What does the Budget mean for you?


By Beehive Money

The Autumn Budget

Our mission is to make savings and more widely, finances, easier for our members to understand as we get that it can be overwhelming sometimes. Each year, the chancellor of the exchequer, Rishi Sunak, who's in charge of the government's finances - makes a Budget statement to MPs in the House of Commons. Today we're rounding up the sections of the most recent Government Budget announcement that we feel will affect our Beehive Money members. To have a look at the Budget as a whole, check out the BBC News or websites.

Unusually, today's budget is also taking place on the same day as the Spending Review which looks at longer-term plans for government departments.

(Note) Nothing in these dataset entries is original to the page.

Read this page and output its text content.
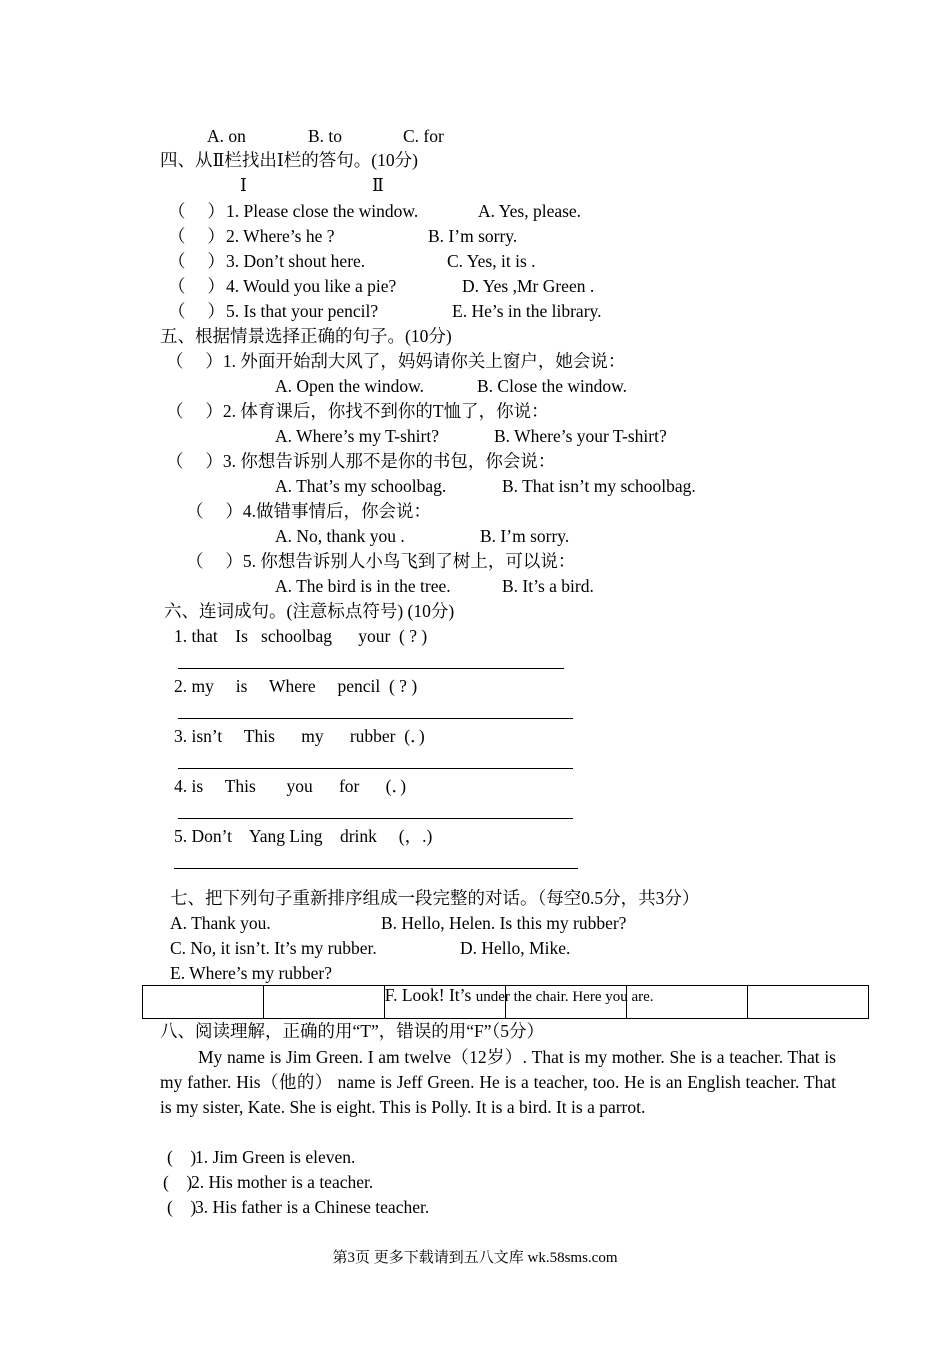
A. on	B. to	C. for
四、从Ⅱ栏找出Ⅰ栏的答句。(10分)
Ⅰ	Ⅱ
（　 ） 1. Please close the window.	A. Yes, please.
（　 ） 2. Where’s he ?	B. I’m sorry.
（　 ） 3. Don’t shout here.	C. Yes, it is .
（　 ） 4. Would you like a pie?	D. Yes ,Mr Green .
（　 ） 5. Is that your pencil?	E. He’s in the library.
五、根据情景选择正确的句子。(10分)
（　 ）1. 外面开始刮大风了，妈妈请你关上窗户，她会说：
A. Open the window.	B. Close the window.
（　 ）2. 体育课后，你找不到你的T恤了，你说：
A. Where’s my T-shirt?	B. Where’s your T-shirt?
（　 ）3. 你想告诉别人那不是你的书包，你会说：
A. That’s my schoolbag.	B. That isn’t my schoolbag.
（　 ）4.做错事情后，你会说：
A. No, thank you .	B. I’m sorry.
（　 ）5. 你想告诉别人小鸟飞到了树上，可以说：
A. The bird is in the tree.	B. It’s a bird.
六、连词成句。(注意标点符号) (10分)
1. that    Is   schoolbag      your  ( ? )
2. my     is     Where     pencil  ( ? )
3. isn’t     This      my      rubber  (．)
4. is     This       you      for      (．)
5. Don’t    Yang Ling    drink     (，.)
七、把下列句子重新排序组成一段完整的对话。（每空0.5分，共3分）
A. Thank you.	B. Hello, Helen. Is this my rubber?
C. No, it isn’t. It’s my rubber.	D. Hello, Mike.
E. Where’s my rubber?

F. Look! It’s under the chair. Here you are.

八、阅读理解，正确的用“T”，错误的用“F”（5分）
My name is Jim Green. I am twelve（12岁）. That is my mother. She is a teacher. That is my father. His（他的） name is Jeff Green. He is a teacher, too. He is an English teacher. That is my sister, Kate. She is eight. This is Polly. It is a bird. It is a parrot.
(    )
1. Jim Green is eleven.
(    )
2. His mother is a teacher.
(    )
3. His father is a Chinese teacher.
第3页 更多下载请到五八文库 wk.58sms.com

Children, education and skills

  • As Rishi Sunak's described previously, there will be £3bn going to "turbo-charge post-16 education" to increase the number of places in skills bootcamps and creating traineeships. 
  • There's also going to be a separate £560m commitment for up to 500,000 people to receive free personal tutoring or digital training in maths through the Multiply scheme. 
  • £500m will be spent supporting parents and children in England with a network of family hubs
  • £300m will go towards "A Start for Life" offer for families including parenting programmes and help with perinatal mental health.
  • Just under £2bn new funding for helping schools and colleges. 

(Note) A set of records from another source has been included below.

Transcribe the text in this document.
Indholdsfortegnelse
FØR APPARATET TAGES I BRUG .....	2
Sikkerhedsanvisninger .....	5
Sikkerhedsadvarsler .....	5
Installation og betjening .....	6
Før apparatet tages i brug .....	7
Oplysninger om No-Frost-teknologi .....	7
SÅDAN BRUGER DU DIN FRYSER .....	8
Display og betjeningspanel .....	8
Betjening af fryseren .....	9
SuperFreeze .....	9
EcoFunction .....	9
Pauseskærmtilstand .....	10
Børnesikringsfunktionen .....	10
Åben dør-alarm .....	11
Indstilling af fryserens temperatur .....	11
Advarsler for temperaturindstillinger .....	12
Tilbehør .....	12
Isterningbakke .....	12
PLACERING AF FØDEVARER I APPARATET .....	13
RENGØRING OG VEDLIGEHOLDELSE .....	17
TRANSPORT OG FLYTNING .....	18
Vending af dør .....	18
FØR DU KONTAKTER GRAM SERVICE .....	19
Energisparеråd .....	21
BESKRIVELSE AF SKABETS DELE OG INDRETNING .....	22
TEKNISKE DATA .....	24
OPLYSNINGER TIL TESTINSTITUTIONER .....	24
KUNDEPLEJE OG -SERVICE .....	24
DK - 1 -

  • £24bn has been set aside for a "multi-year housing settlement" with £11.5bn of this earmarked for building up to 180,000 new affordable homes. 

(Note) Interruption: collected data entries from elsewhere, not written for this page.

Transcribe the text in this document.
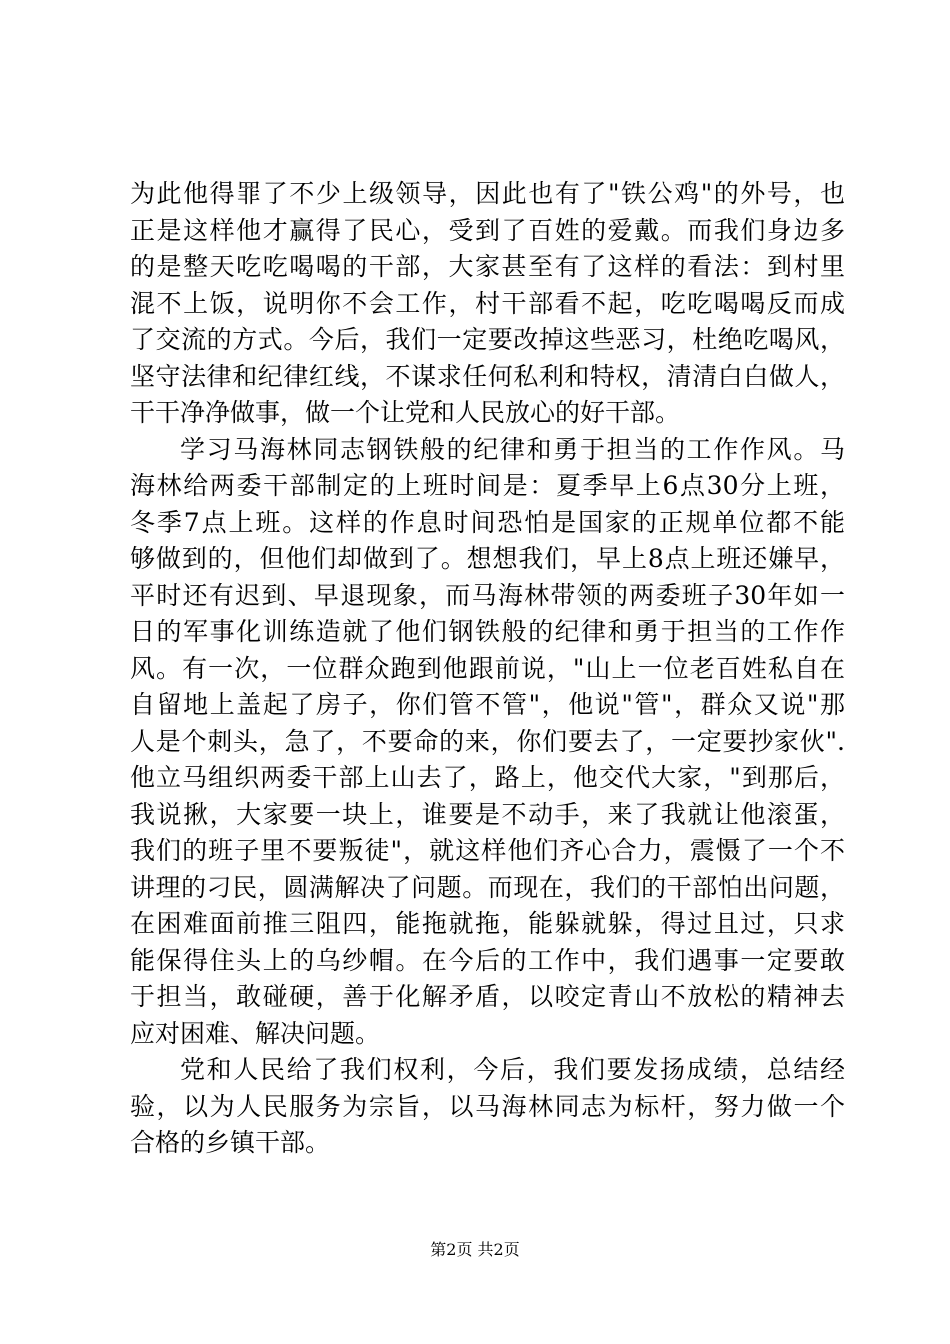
为此他得罪了不少上级领导，因此也有了"铁公鸡"的外号，也
正是这样他才赢得了民心，受到了百姓的爱戴。而我们身边多
的是整天吃吃喝喝的干部，大家甚至有了这样的看法：到村里
混不上饭，说明你不会工作，村干部看不起，吃吃喝喝反而成
了交流的方式。今后，我们一定要改掉这些恶习，杜绝吃喝风，
坚守法律和纪律红线，不谋求任何私利和特权，清清白白做人，
干干净净做事，做一个让党和人民放心的好干部。
学习马海林同志钢铁般的纪律和勇于担当的工作作风。马
海林给两委干部制定的上班时间是：夏季早上6点30分上班，
冬季7点上班。这样的作息时间恐怕是国家的正规单位都不能
够做到的，但他们却做到了。想想我们，早上8点上班还嫌早，
平时还有迟到、早退现象，而马海林带领的两委班子30年如一
日的军事化训练造就了他们钢铁般的纪律和勇于担当的工作作
风。有一次，一位群众跑到他跟前说，"山上一位老百姓私自在
自留地上盖起了房子，你们管不管"，他说"管"，群众又说"那
人是个刺头，急了，不要命的来，你们要去了，一定要抄家伙".
他立马组织两委干部上山去了，路上，他交代大家，"到那后，
我说揪，大家要一块上，谁要是不动手，来了我就让他滚蛋，
我们的班子里不要叛徒"，就这样他们齐心合力，震慑了一个不
讲理的刁民，圆满解决了问题。而现在，我们的干部怕出问题，
在困难面前推三阻四，能拖就拖，能躲就躲，得过且过，只求
能保得住头上的乌纱帽。在今后的工作中，我们遇事一定要敢
于担当，敢碰硬，善于化解矛盾，以咬定青山不放松的精神去
应对困难、解决问题。
党和人民给了我们权利，今后，我们要发扬成绩，总结经
验，以为人民服务为宗旨，以马海林同志为标杆，努力做一个
合格的乡镇干部。
第2页 共2页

  • Flights around the UK will be subject to a new lower rate of Air Passenger Duty from April 2023 which should help with the cost of living for those that frequently fly around the UK and boost local airports. To tackle the environmental flip side of this, a new 'ultra long haul' band of Air Passenger Duty will be added meaning the further you fly, the more you pay. 

Pay and wages

  • The National Living Wage is going up next April from £8.91 per hour to £9.50 for people aged 23 and over. 
  • The public sector pay freeze will be lifted.
  • The Universal Credit taper rate will be cut from 63% to 55% no later than 1st December. This should benefit nearly two million families. 

Taxes and duties

  • We already knew before the Budget announcements that national insurance contributions (NICs) will be increasing by 1.25% from April 2022 to provide more support for the NHS and social care. This increase will apply to class 1 (employee) and class 4 NICs (self-employed workers) and will be paid in the same way that it is currently - administered by HMRC. 
    "Downing Street says this means an employed basic rate taxpayer earning the median basic rate taxpayer’s income of £24,100/year in 2022/23 would contribute £180 more a year, while a higher rate taxpayer earning the median higher rate taxpayer’s income of £67,100/year in 2022/23 would pay £715 more a year." - Money Saving Expert
  • Use this calculator to work out the increases to your National Insurance.
  • Duty paid on alcohol will change and there will now be just six rates. The higher the percentage of alcohol, the higher the rate. This means weaker alcoholic drinks like beer and lower alcohol wine will have their rate reduced and stronger spirits will get more expensive. Sparkling wines will also have the same duty as equivalent strength non-sparkling wine. Good news for Prosecco lovers. Plus, there's a permanent cut to the price of a pint by 3p. 
  • The planned duty increase on fuel will be cancelled due to petrol and diesel being at the highest cost of all time at the time of writing.